Oggi il wax-up diagnostico non va inteso solo come una modellazione in cera: nei percorsi digitali è una fase di progettazione che integra scansioni intraorali, fotografie, analisi del sorriso e, quando indicato, dati radiologici e facciali. Nei casi complessi aiuta a prendere decisioni su forma, dimensione e rapporti occlusali prima che il trattamento entri nelle fasi più difficili da modificare.
Principio fondamentale
Il progetto protesico precede sempre la chirurgia
Nei percorsi implantari e nelle riabilitazioni complesse, la posizione del dente definitivo deve essere stabilita prima dell'intervento chirurgico. Il wax-up è lo strumento che rende questo possibile in modo verificabile e condiviso.
Distinzione utile
Wax-up e mock-up non sono la stessa cosa
Il wax-up è la simulazione in cera sul modello in gesso, fuori dalla bocca. Il mock-up è il suo trasferimento provvisorio in bocca con composito reversibile. Non tutti i casi richiedono entrambe le fasi.
Limite da conoscere
Il wax-up è uno strumento di pianificazione, non una promessa
La simulazione in cera permette di anticipare problemi e condividere il progetto, ma il risultato definitivo dipende da biologia, tecnica esecutiva e materiali. Usarlo correttamente significa anche saper modificare il piano quando la verifica lo richiede.
Cos'è il wax-up diagnostico digitale
Il wax-up diagnostico digitale è una simulazione tridimensionale del progetto finale, realizzata a partire dalla situazione iniziale del paziente. Può nascere da scansioni intraorali, fotografie, analisi del sorriso e altri dati diagnostici raccolti durante la visita.

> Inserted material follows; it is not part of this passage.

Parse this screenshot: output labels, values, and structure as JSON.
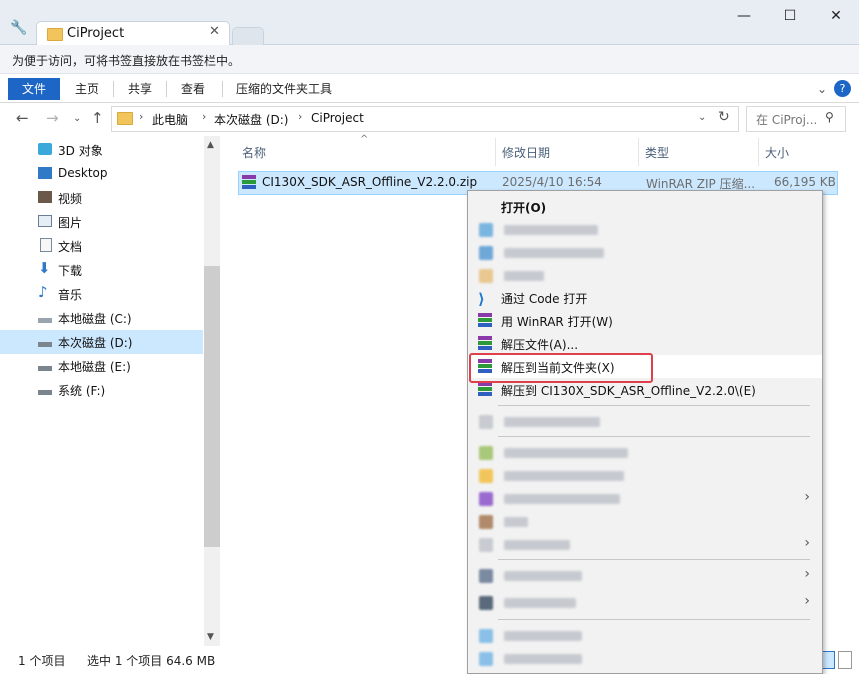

Non si tratta solo di una fase estetica: è uno strumento di analisi. Consente al clinico di valutare rapporti occlusali, proporzioni dentali, profilo del sorriso e compatibilità del progetto con la funzione masticatoria.
Il paziente digitale
La pianificazione digitale permette di costruire una rappresentazione più completa del paziente: arcate dentali, fotografie del volto, rapporto tra sorriso e viso, occlusione e, nei casi indicati, informazioni radiologiche tridimensionali.
Questo non significa delegare la diagnosi al software. La tecnologia serve a raccogliere, integrare e visualizzare meglio i dati; la scelta clinica resta legata alla diagnosi, all'esperienza e agli obiettivi reali del trattamento.
Quando è indicato
Il wax-up è particolarmente utile nei casi di bocche usurate con perdita di altezza del sorriso, nelle riabilitazioni estetiche estese, nei restauri multipli con faccette o corone e nei percorsi implantari complessi in cui la posizione del dente definitivo deve guidare la chirurgia.
Nei casi di riabilitazione complessa, il wax-up è spesso una fase centrale della pianificazione protesica. La preparazione dei denti e la chirurgia implantare dovrebbero essere guidate dal progetto finale, non adattate solo all'osso o ai denti disponibili.
Cosa si valuta con il wax-up
Il wax-up permette di valutare la dimensione verticale prevista, la lunghezza e la forma dei denti nel contesto del sorriso, i contatti occlusali e lo spazio disponibile per materiali come ceramica, composito o zirconia.
In alcuni casi il progetto viene trasferito temporaneamente in bocca attraverso un mock-up: una prova reversibile che consente al paziente di vedere e sentire il risultato previsto prima di iniziare le fasi definitive del trattamento.
Wax-up e mock-up: qual è la differenza
Il wax-up è la progettazione del risultato finale su modelli digitali o, quando utile, fisici. Serve a definire forma, proporzioni e rapporti funzionali prima di passare alle fasi cliniche definitive.
Il mock-up è il trasferimento del progetto direttamente in bocca con materiali provvisori reversibili. Permette al paziente di valutare estetica, fonazione e comfort prima di eventuali preparazioni dentali o restauri definitivi.
Limiti del wax-up
Il wax-up è una simulazione, non una promessa di risultato. La trasformazione del progetto in una riabilitazione definitiva dipende da condizioni biologiche, tessuti dentali e parodontali, precisione esecutiva e materiali utilizzati.
Il suo valore principale è anticipare le criticità: se il progetto mostra limiti estetici, funzionali o protesici, il piano può essere modificato prima di iniziare, quando le correzioni sono più semplici e più controllabili.